TL;DR:
- Las empresas emergentes en Europa recaudaron 24,000 millones de dólares en el segundo trimestre de 2026.
- El Reino Unido lideró la recuperación regional con 10,400 millones de dólares, impulsado casi en su totalidad por desarrollos de inteligencia artificial.
- A pesar del optimismo europeo, el mercado global sigue dominado por firmas de Estados Unidos, que concentraron el 88% de la inversión en IA.
Las startups europeas recaudaron 24,000 millones de dólares durante el segundo trimestre de 2026. Esta cifra representa el periodo de financiamiento más fuerte para la región en los últimos cuatro años, según datos publicados por Crunchbase. El resultado equivale a un incremento del 66% en comparación con el mismo trimestre del año anterior y a un repunte del 33% respecto a los primeros tres meses de este año.
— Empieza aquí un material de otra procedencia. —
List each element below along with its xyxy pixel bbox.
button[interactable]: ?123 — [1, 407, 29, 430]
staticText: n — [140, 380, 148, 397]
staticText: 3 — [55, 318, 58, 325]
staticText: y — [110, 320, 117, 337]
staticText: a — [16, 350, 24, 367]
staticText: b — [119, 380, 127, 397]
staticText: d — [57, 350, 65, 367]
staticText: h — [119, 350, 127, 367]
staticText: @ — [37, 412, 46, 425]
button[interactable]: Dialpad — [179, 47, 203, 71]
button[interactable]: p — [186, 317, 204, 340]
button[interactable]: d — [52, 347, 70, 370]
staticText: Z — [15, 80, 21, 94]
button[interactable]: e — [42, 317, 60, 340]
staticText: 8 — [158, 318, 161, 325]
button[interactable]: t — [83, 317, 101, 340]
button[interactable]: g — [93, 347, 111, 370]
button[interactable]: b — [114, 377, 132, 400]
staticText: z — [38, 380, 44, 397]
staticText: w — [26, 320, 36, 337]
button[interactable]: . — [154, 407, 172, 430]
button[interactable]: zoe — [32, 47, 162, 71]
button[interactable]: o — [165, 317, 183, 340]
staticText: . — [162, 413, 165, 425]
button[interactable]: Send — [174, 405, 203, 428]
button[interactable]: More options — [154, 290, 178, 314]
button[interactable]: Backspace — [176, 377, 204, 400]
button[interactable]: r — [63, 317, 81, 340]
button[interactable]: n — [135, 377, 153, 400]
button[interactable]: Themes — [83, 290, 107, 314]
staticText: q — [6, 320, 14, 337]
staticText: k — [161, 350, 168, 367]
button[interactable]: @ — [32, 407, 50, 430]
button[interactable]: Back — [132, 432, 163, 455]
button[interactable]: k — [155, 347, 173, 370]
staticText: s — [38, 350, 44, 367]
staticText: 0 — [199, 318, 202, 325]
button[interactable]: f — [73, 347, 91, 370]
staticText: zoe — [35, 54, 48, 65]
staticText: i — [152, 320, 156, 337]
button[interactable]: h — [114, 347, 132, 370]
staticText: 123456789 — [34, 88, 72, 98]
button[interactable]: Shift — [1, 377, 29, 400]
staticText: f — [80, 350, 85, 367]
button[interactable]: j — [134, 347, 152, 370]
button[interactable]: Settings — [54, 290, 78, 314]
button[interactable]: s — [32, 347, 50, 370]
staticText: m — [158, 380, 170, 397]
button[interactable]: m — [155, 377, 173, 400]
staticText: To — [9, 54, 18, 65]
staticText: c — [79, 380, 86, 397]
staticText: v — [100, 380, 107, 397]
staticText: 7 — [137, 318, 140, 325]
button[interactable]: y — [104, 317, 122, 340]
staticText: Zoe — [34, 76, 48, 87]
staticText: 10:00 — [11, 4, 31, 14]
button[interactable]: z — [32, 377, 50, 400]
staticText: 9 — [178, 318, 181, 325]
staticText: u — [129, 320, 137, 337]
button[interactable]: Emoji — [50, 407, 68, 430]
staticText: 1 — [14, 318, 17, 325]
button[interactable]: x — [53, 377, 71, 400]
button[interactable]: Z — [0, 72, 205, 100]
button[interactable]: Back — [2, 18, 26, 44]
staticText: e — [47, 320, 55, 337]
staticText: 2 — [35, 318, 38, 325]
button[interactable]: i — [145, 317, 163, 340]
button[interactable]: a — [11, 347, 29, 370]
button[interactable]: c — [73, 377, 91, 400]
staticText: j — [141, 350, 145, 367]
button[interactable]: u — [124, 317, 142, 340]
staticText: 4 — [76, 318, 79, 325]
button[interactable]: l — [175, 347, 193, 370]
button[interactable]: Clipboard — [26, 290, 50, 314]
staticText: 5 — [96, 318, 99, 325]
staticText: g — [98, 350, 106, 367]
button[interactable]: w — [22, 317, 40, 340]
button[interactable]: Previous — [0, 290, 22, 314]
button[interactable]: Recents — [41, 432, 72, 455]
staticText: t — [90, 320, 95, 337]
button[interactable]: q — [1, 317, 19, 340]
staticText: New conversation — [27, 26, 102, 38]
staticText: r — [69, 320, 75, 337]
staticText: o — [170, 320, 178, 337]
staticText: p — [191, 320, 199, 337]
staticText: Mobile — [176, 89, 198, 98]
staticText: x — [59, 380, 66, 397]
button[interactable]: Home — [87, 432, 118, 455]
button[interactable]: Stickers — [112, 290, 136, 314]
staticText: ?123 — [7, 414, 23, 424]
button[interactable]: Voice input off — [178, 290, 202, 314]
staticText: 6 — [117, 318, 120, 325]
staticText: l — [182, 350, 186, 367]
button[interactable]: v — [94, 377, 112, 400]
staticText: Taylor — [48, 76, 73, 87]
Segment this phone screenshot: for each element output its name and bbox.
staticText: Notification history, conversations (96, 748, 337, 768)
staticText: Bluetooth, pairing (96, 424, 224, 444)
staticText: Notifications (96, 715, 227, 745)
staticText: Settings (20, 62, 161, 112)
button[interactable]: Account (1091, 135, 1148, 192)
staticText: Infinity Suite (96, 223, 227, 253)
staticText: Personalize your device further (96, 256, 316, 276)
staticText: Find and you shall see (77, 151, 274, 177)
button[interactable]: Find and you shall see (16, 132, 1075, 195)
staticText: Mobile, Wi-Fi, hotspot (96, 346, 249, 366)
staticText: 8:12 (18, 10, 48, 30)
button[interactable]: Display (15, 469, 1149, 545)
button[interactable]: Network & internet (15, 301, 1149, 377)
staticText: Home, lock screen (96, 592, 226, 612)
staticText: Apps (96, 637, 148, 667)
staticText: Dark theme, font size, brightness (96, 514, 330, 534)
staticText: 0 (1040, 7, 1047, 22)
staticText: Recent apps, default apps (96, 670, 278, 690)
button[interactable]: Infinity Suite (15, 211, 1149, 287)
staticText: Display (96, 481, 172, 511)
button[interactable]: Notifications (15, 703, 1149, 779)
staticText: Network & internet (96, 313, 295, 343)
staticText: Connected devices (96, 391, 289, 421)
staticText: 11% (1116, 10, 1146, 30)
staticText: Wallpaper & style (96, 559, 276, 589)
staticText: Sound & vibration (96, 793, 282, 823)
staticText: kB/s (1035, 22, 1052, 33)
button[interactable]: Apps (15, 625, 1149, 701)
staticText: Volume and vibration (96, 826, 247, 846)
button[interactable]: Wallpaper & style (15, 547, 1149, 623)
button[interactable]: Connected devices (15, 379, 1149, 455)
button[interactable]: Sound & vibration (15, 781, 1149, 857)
Este acelerón confirma que el ecosistema tecnológico del continente comienza a sacudirse la parálisis tras dos años marcados por la cautela de los inversionistas.


El Reino Unido y la inteligencia artificial lideran la reactivación
El gran motor detrás de estas cifras tiene un nombre claro: inteligencia artificial. Más de la mitad del capital de riesgo inyectado en Europa durante la primera mitad de 2026 se destinó a firmas vinculadas con esta tecnología. De hecho, la tendencia no es nueva. Ya en el primer trimestre del año, la IA superó por primera vez la barrera del 50% de la inversión total en el continente, consolidando una tracción que no ha dejado de acelerar.
La batuta de esta recuperación la lleva el Reino Unido. Las startups británicas captaron 10,400 millones de dólares solo entre abril y junio de 2026. Se trata de su tercer mejor trimestre histórico, rozando los picos históricos alcanzados durante el auge de 2021. Al revisar el balance del primer semestre completo, las firmas del Reino Unido sumaron 17,000 millones de dólares, su mejor desempeño desde 2022. La explicación detrás de este fenómeno es contundente: el 74% de cada dólar invertido en el país fue directo a proyectos de inteligencia artificial, impulsado por rondas masivas como las de la británica Ineffable Intelligence.
Una brecha global que favorece a Estados Unidos
Aunque los números europeos invitan al optimismo, el panorama global dibuja un mapa muy desigual. El capital de riesgo mundial experimentó una reactivación masiva en la primera mitad del año, alcanzando la cifra récord de 510,000 millones de dólares, superando ya los 440,000 millones registrados en todo 2025. Sin embargo, la gran tajada del pastel sigue bajo control estadounidense.
Las compañías de Estados Unidos se quedaron con cerca de dos tercios del financiamiento global en el segundo trimestre de 2026. En el terreno específico de la IA, la hegemonía americana es abrumadora: el 88% de las inversiones mundiales en este sector se concentraron en firmas estadounidenses. La acumulación de recursos en un puñado de laboratorios punteros explica gran parte de esta disparidad. Solo OpenAI y Anthropic acapararon 217,000 millones de dólares, lo que equivale al 43% de toda la financiación de riesgo global del primer semestre de 2026.
El retorno de la liquidez reactiva las valoraciones
A pesar de la abismal distancia con los gigantes de Silicon Valley, el ecosistema europeo respira aliviado por señales estructurales de salud financiera. Tras un largo letargo, el mercado empieza a ver el retorno de la liquidez gracias a una reactivación en las salidas a bolsa (IPO) y las adquisiciones corporativas. Este dinamismo en el mercado secundario suele ser el combustible necesario para que los fondos vuelvan a arriesgar en etapas tempranas.
Esta nueva fase de crecimiento en Europa viene acompañada de una sólida actividad en fases iniciales de inversión (early-stage). Los inversionistas parecen haber recuperado el apetito por respaldar nuevas ideas antes de que estas se encarezcan. Con las reglas del juego más claras tras la tempestad de tasas de interés elevadas, las valoraciones de las startups europeas vuelven a terreno firme.
El reto para el continente en los próximos meses radicará en evitar que el dinero se concentre exclusivamente en las grandes marcas de inteligencia artificial. Lograr que este flujo récord permee hacia otros sectores estratégicos como la biotecnología, la transición energética o el software empresarial será clave para determinar si este repunte es el inicio de una era dorada o un simple espejismo impulsado por la fiebre tecnológica del momento.